MADAME BRISSET, entrant.

Je t’ai fait donner ton pardessus et ton chapeau.

BRISSET.

Je vois, mais j’ai changé d’avis... Je ne sors pas.

LE DOMESTIQUE.

Ah ! bon !

BRISSET.

Pourquoi : ah ! bon ?

LE DOMESTIQUE.

Je viens de dire à quelqu’un que monsieur n’y était pas.

BRISSET.

Qui est-ce qui vous a permis de dire cela ?

LE DOMESTIQUE.

C’est monsieur qui a dit comme ça que vous alliez donner des ordres.

BRISSET.

Eh bien, vous allez quitter la maison tout de suite. Cela vous apprendra à attendre des ordres précis.

MADAME BRISSET.

Tu lui as reproché l’autre jour de manquer d’initiative. Il a cru bien faire, ce garçon !

BRISSET.

Comment était-il, ce monsieur ?

LE DOMESTIQUE, troublé.

Un monsieur d’une cinquantaine d’années, avec une barbe grise.

BRISSET, à Fabregant.

C’est Lourien.

Au domestique.

Vous allez vous en aller tout de suite... On vous règlera vos huit jours...

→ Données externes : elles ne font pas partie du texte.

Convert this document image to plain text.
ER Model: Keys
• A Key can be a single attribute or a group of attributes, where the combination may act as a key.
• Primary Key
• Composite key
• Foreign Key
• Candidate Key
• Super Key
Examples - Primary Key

MADAME BRISSET, à mi-voix.

Il ne pouvait pas savoir que tu tenais à voir ce monsieur...

BRISSET, éclatant.

Mais je ne tenais pas à voir ce monsieur ! Qu’est-ce que tu me fais dire ? Je suis enchanté de ne pas l’avoir vu ! Mais, pour le principe, je flanque ce garçon à la porte.

LE DOMESTIQUE.

J’avais cru bien faire... D’autant que monsieur, l’autre jour, m’avait disputé pour l’avoir laissé entrer...

BRISSET, sursautant.

Il n’est jamais venu avant aujourd’hui.

LE DOMESTIQUE.

C’est ce vieux monsieur qui place du vin...

BRISSET.

Ah ! bon ! ce n’était pas Lourien !

À Fabregant.

Ce n’était pas Lourien...

MADAME BRISSET.

Alors il faut que je fasse le compte de ce pauvre garçon ?

BRISSET.

Eh bien, c’est bon. Je verrai... La chose a moins d’importance que je ne croyais...

MADAME BRISSET.

Tu disais que c’était pour le principe...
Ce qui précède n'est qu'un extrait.